Selon le journal libanais al-Akhbar, l’ex-ministre de la Défense dit détenir des photographies aériennes du navire battant pavillon moldave Rhosus qui transportait le nitrate d’ammonium, présumé être destiné au Mozambique, mais qui a fini par être évacué dans le port de Beyrouth. Certaines de ces photos dateraient du 21 octobre 2013, l’année même de son accostage dans le port. Elles montrent que le navire avait fait à plusieurs reprises le trajet entre l’intérieur et l’extérieur du bassin maritime du port. Sachant que la loi interdit l’arraisonnement dans le bassin les navires transportant des produits nocifs ou explosifs, sans autorisation exclusive du directeur du port. Le nitrate d’ammonium est utilisé dans la fabrication des engrais chimiques et accessoirement dans celle des explosifs.

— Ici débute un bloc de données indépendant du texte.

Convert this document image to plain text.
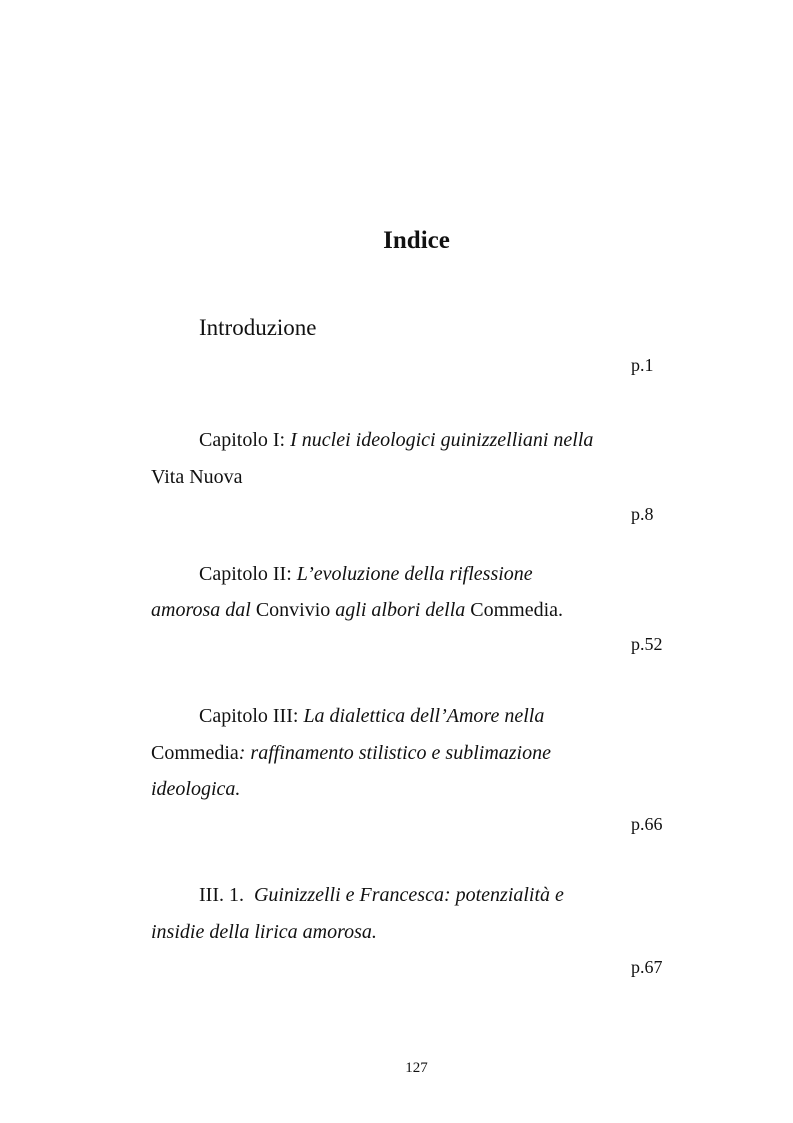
Indice
Introduzione
p.1
Capitolo I: I nuclei ideologici guinizzelliani nella
Vita Nuova
p.8
Capitolo II: L’evoluzione della riflessione
amorosa dal Convivio agli albori della Commedia.
p.52
Capitolo III: La dialettica dell’Amore nella
Commedia: raffinamento stilistico e sublimazione
ideologica.
p.66
III. 1.  Guinizzelli e Francesca: potenzialità e
insidie della lirica amorosa.
p.67
127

De même, de temps à autre, le toit du navire présentait des changements de couleur. Certaines fois, apparaissait la couleur blanche, d’autres le rouge. Ce qui veut dire selon la source de F. Sarraf que les portes des hangars du port s’ouvraient et se fermaient. Ce qui laisse supposer que le navire était en train d’être vidé de sa cargaison de nitrate à partir de cette date et non pas en 2014, date à laquelle l’autorité judiciaire avait ordonné de le faire. D’autres photos datant du 3 mai 2015 montrent que le navire se remplissait d’eau. Ce qui laisse penser que la date du déchargement du navire est différente de celle de la décision prise pour sa submersion. Près d’un an et demi les séparent.

F. Sarraf assure détenir des photos du navire datant du 23 mars 2018. On y voit des traces du navire quoiqu’il ait été noyé le mois précédent, en février.

Toujours selon al-Akhbar, citant des sources proches de F. Sarraf, ce dernier assure détenir des informations selon lesquelles le navire se trouvait en juin 2013 dans le port de Saïda, au sud du Liban, c’est-à-dire quelque mois avant qu’il n’accoste dans le port de Beyrouth sous prétexte qu’il est tombé en panne. C’est comme s’il cherchait dument à accoster dans un port libanais.

F. Sarraf estime avoir des questions qui soutiennent la théorie du complot. En plus de ses informations, il a fait sa petite recherche détaillée sur le port de Beyrouth et son parcours. Il s’est arrêté sur le rapport de l’Agence nationale du commerce qui a indiqué que le navire allait transiter dans le port, mais sans nullement évoquer qu’il devait embarquer des appareils de sonde sismique pour les transporter jusqu’au port d’al-Aqaba, en Jordanie. C’est l’une des raisons invoquées pour son accostage dans le port de Beyrouth. Sa recherche a porté aussi sur le nombre de fois au cours desquelles le capitaine du navire a été changé.

Concernant l’incendie qui s’est déclaré dans le hangar 12 où était stocké le nitrate, et qui est supposé être derrière l’explosion, F. Sarraf constate que les déclarations sous serment de certains responsables du port sont suspects, en raison de l’absence des registres qui attestent la délivrance d’autorisation sécuritaires à ceux qui voulaient entrer dans l’enceinte du port.

F. Sarraf détiendrait d’autres informations qu’il va livrer au juge d’instruction lorsqu’il le convoquera bientôt. T. bitar a repris l’enquête à zéro. En auditionnant de nouveau les témoignages de tous ceux qui ont été arrêtés dans ce dossier et dont le nombre s’élève à 25. T. Bitar aura aussi à réviser la délivrance des autorisations judiciaires concernant l’itinéraire du navire Roussos, et enquêter sur les propriétaires de la cargaison qui a explosé. Autre élément suspect dans cette affaire : les Français n’ont pas encore livré leur rapport sur l’explosion.